John joins many experts in counseling restaurateurs to become proactive about acquiring, monitoring, and managing online reviews. The first step is to determine where your customers are leaving reviews and which sites matter most. “Yelp is still the biggest game in town, but Google has the advantage of being many people’s homepage,” says Randy Kirk, president, Page1Listings.com. “We tell our clients that all relevant sites – like Insider Pages, Citysearch, Urbanspoon, etc. – matter and have followings.” (And, per above, reviews on these sites are often captured by local search engines.) It’s important to monitor niche sites for the restaurant industry that include those previously mentioned, plus perhaps some regional, local, or specialized sites like menupages. Good ways to discover them are to search restaurant + review; search your keywords (e.g.: French brasserie) + your locale on Google; and/or search your locale + restaurant local directories to see relevant sites. Also, suggests Matt McGee, Small Business Search Marketing, “From your listing on Google, go to your Place Page and look at the third-party reviews that exist there. Since so much search happens on Google, the review sites that Google references are the sites you should keep an eye on.” Make sure to claim your listings with review sites that are also directories. It’s then important to monitor what’s being said about your restaurant. Google Alerts will inform you of mentions on the web via email; Yelp has tracking tools for listed businesses. You can subscribe to RSS feeds from individual review sites, or employ paid tracking services, such as Trackur. YourBuzz is a free app from American Express OPEN that gives businesses a consolidated view of what their customers are saying across CitySearch, Yelp, Facebook, and other popular sites.

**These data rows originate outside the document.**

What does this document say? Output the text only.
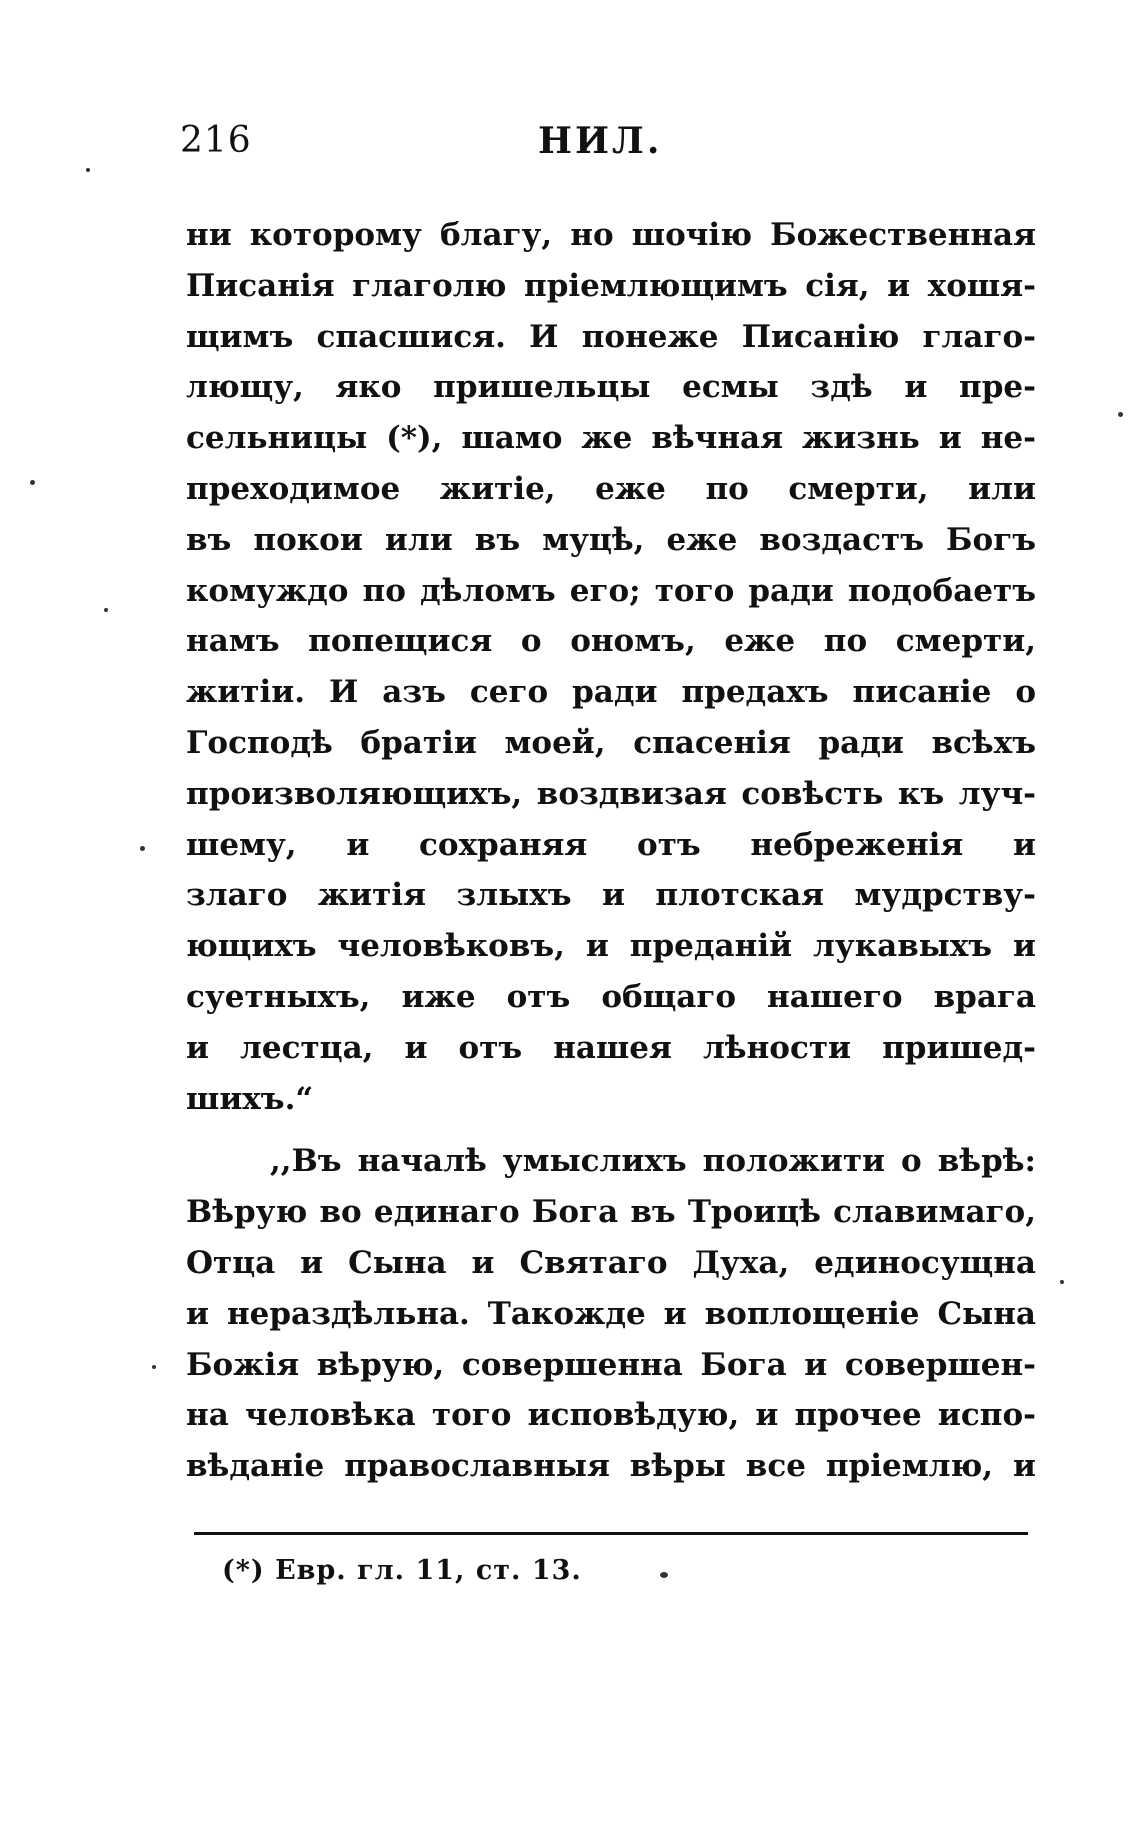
216	НИЛ.
ни которому благу, но шочію Божественная
Писанія глаголю пріемлющимъ сія, и хошя-
щимъ спасшися. И понеже Писанію глаго-
лющу, яко пришельцы есмы здѣ и пре-
сельницы (*), шамо же вѣчная жизнь и не-
преходимое житіе, еже по смерти, или
въ покои или въ муцѣ, еже воздастъ Богъ
комуждо по дѣломъ его; того ради подобаетъ
намъ попещися о ономъ, еже по смерти,
житіи. И азъ сего ради предахъ писаніе о
Господѣ братіи моей, спасенія ради всѣхъ
произволяющихъ, воздвизая совѣсть къ луч-
шему, и сохраняя отъ небреженія и
злаго житія злыхъ и плотская мудрству-
ющихъ человѣковъ, и преданій лукавыхъ и
суетныхъ, иже отъ общаго нашего врага
и лестца, и отъ нашея лѣности пришед-
шихъ.“
,,Въ началѣ умыслихъ положити о вѣрѣ:
Вѣрую во единаго Бога въ Троицѣ славимаго,
Отца и Сына и Святаго Духа, единосущна
и нераздѣльна. Такожде и воплощеніе Сына
Божія вѣрую, совершенна Бога и совершен-
на человѣка того исповѣдую, и прочее испо-
вѣданіе православныя вѣры все пріемлю, и
(*) Евр. гл. 11, ст. 13.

Randy acknowledges that all of this can be a little overwhelming and that the stakes are high when each customer could be a reviewer with power. But, he adds, “It’s a potential goldmine if you can get your review rankings in a good place. Restaurateurs should be asking how they can get themselves on the top of the list on Google Places, for example – with 100, 200, 300 positive reviews.” Experts agree that to do so, it’s important to ask customers to participate and there are many strategies to do so – from encouraging online feedback via your website and emailing (promptly) customers who have been in recently (including links to review sites); to putting review links on business cards, table tents, and receipts; to posting signs at the hostess station and simply asking guests to pick up their mobile devices to post a review on the spot. (Learn the review sites’ policies – if any – about soliciting reviews before undertaking a campaign. Yelp, especially, frowns on the practice of providing incentives for reviewers.) Matt advises that it’s not about pressuring customers to stuff some kind of online ballot box in your favor, but rather to communicate that you sincerely want to know about their experiences through these channels. And, as Randy points out, “Most importantly, if you’re doing a decent job of providing a good experiences to customers, those reviews will be mostly positive – outweighing and pushing to the bottom those that might be negative.”